History was made at the Sydney Cricket Ground on the weekend. People who were there will talk about it for generations. Those who weren’t will say they were.
Years from now, our kids and grandkids will question us about 22 March 2014. What were you doing, they’ll ask, the day the Members stand did the Mexican wave?
For eons, the wave has gone around the SCG crowd only to come to a grinding halt at the end of the Noble stand. Indeed, one of the best things about the Sydney wave is the opportunity to boo the Members for their non-participation.
So there was genuine shock on Saturday night when the wave got going in the fifth innings of the Major League Baseball game between the Los Angeles Dodgers and the Arizona Diamondbacks and the Members got off their backsides and put their hands in the air like they just didn’t care.
Not everyone appreciated the sense of occasion, though. Probably not the SCG for one, having banned the wave to fairly laughable effect since 2007. And not a surprisingly large bunch of people who think the wave is simply not cool.
“If you push aside the mind-numbing boredom of the Mexican wave,” sniffed one website, “…then you’d have to say the atmosphere was pretty good.” On TV, one of the American commentators expressed surprise that we even knew about the wave Down Under. He must have been gobsmacked we could string actual words together. “I miss that at home,” he said of the SCG wave, “as well as everything else from the 1980s.”
More than one person at the game assured their Twitter followers they were NOT doing the wave, while others expressed a severe attack of cultural cringe. Like this guy:
Being a bit of a dag, particularly in matters sport, it was news to me that the wave had fallen out of fashion. So before this groundswell becomes a wholesale backlash, here’s seven reasons to rave about the wave.
1. It’s got history
The wave has done the rounds at sporting grounds around the globe for more than 30 years. While an odd assortment of people take credit for inventing it in the 70s and 80s, from Canadians to Ronald Reagan fans to a bloke called Krazy George Henderson, it was at the 1986 football World Cup in Mexico that a global audience first clapped eyes on it.
You can’t just chuck out that kind of history overnight.
2. It’s a team sport
Like Tom Hanks shouting ‘Look what I have created” after making fire in Castaway, there is something deeply satisfying about watching a wave you have helped build wend its way around a stadium. It bonds a crowd, it transcends team allegiances, it’s the way to world peace.
3. Cool people do it
4. Mexico is so hot right now
Have you seen the recent proliferation of Mexican restaurants? Noticed more of your mates have been going to Acapulco? Witnessed the growing interest in the Mexican economy? Seen how many celebrities holiday at Cancun? Now is not the time to be jumping off the Mexico bandwagon.

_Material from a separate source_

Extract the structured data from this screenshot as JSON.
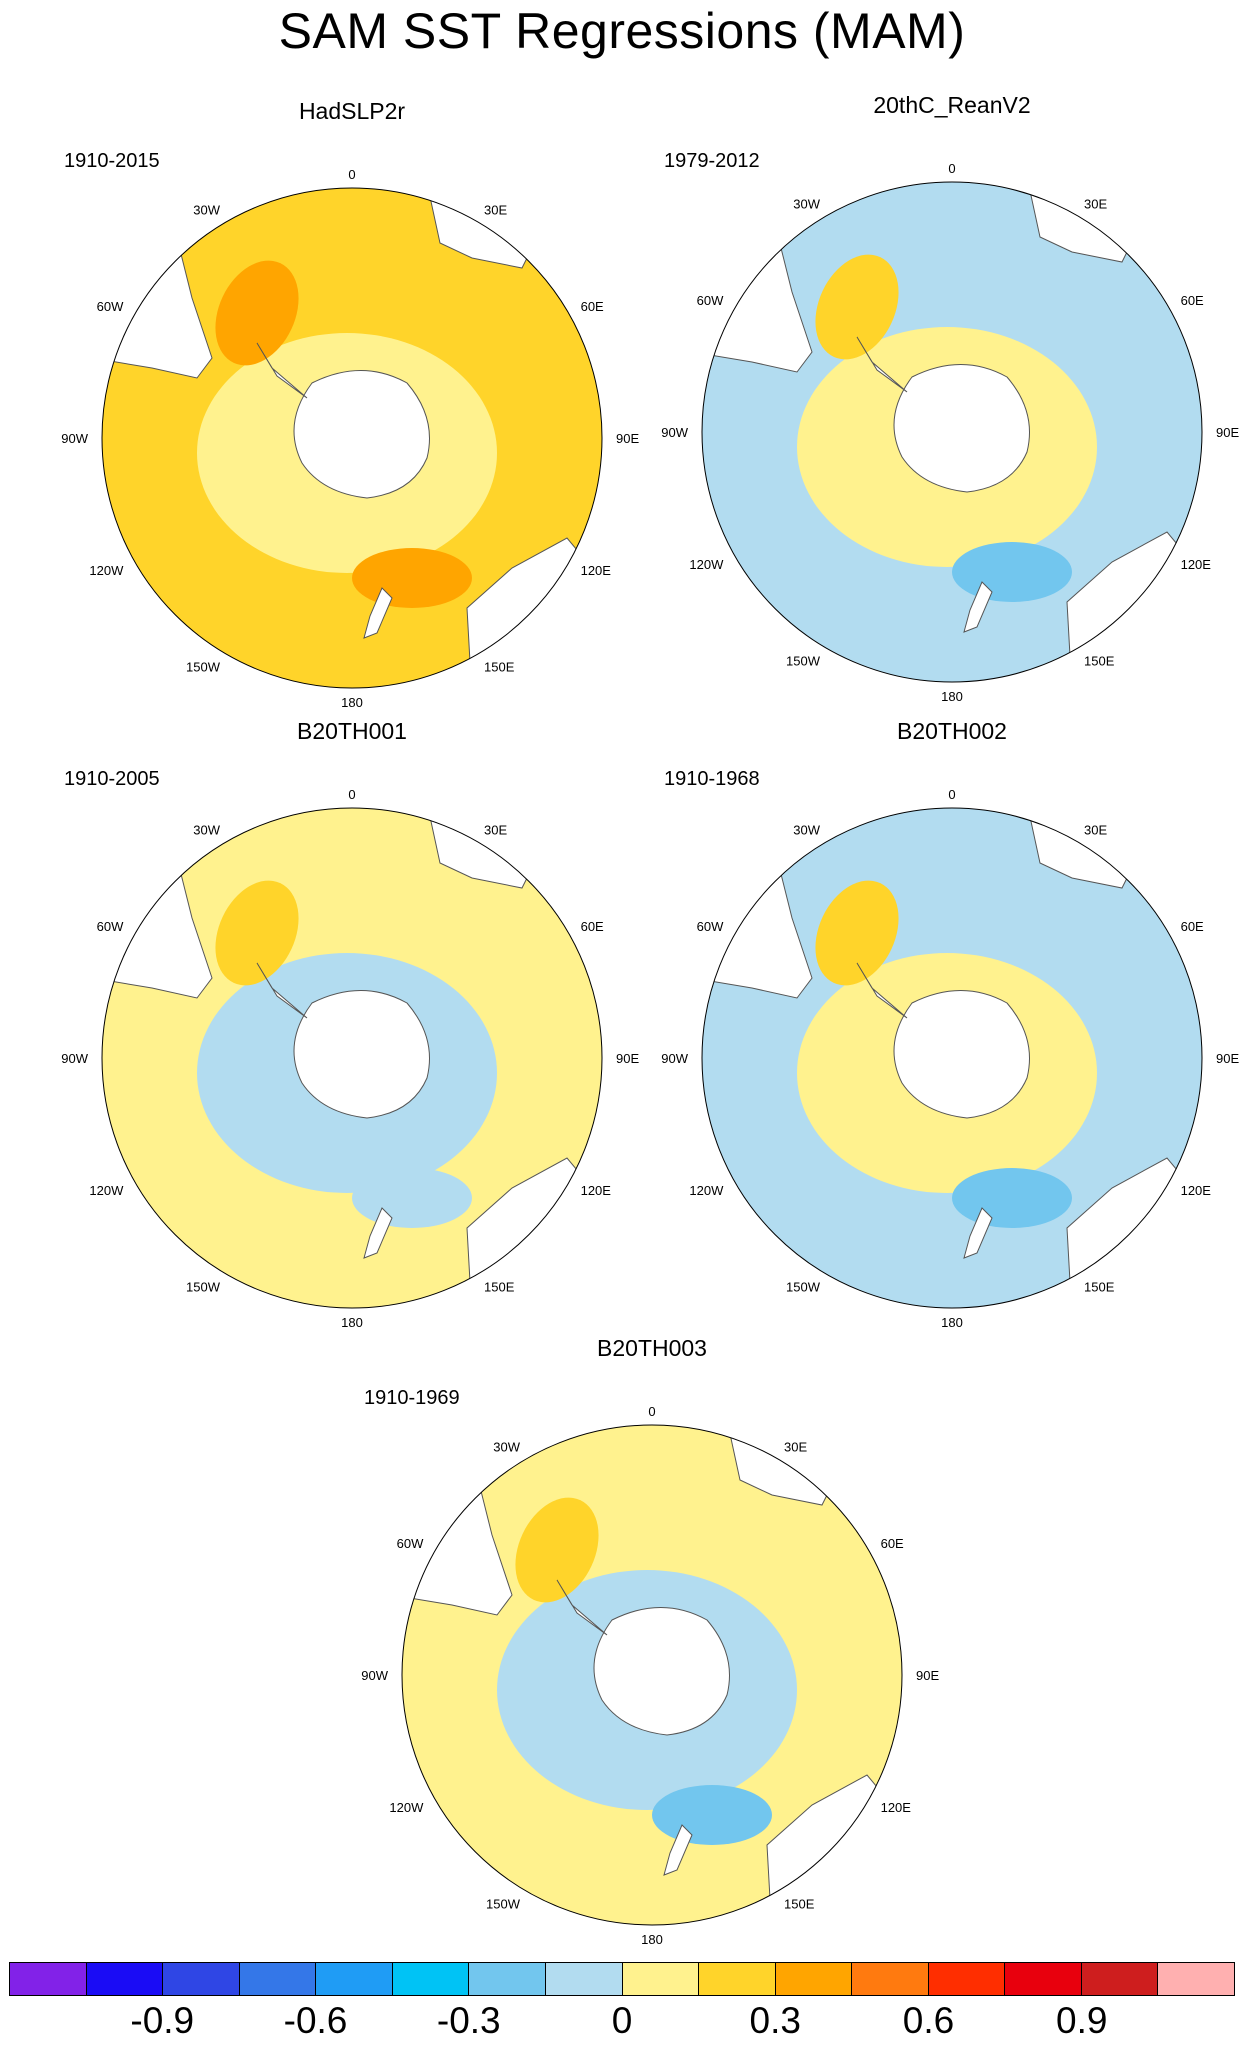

5. Banning it doesn’t work, does it SCG?
A few years ago, the Texas Rangers baseball team banned the wave, claiming it distracted the players at inopportune times and was akin to “giving the middle finger to the guys on the field”. They went so far as to telling kids they’d be sold to the circus for doing the wave. You think I’m joking.
The ban only made the wave stronger, a psychology professor observing that it triggered people’s ‘sense of obstinacy’. The SCG can probably vouch for that.
6. It’s bigger than we are
The wave is not just a collection of yobbos chucking beer dregs and half-eaten chicken wings in the air. It has profound links to the world of science and the animal kingdom.
For instance, the Mexican wave generally goes in a clockwise direction in the northern hemisphere and anti-clockwise in the southern, the opposite of cyclones and hurricanes. Something to do with the Coriolis effect. Or not. Isn’t that cool?
As for parallels with the animal kingdom, check out these prairie dogs.
7. We can’t let the Members off the hook now
Now we’ve got the Members off their pampered butts, we need to keep putting them to the test. Repeatedly. OK, so they participated at a sports event that means nothing Down Under. Will they rise to the challenge at the next cricket Test?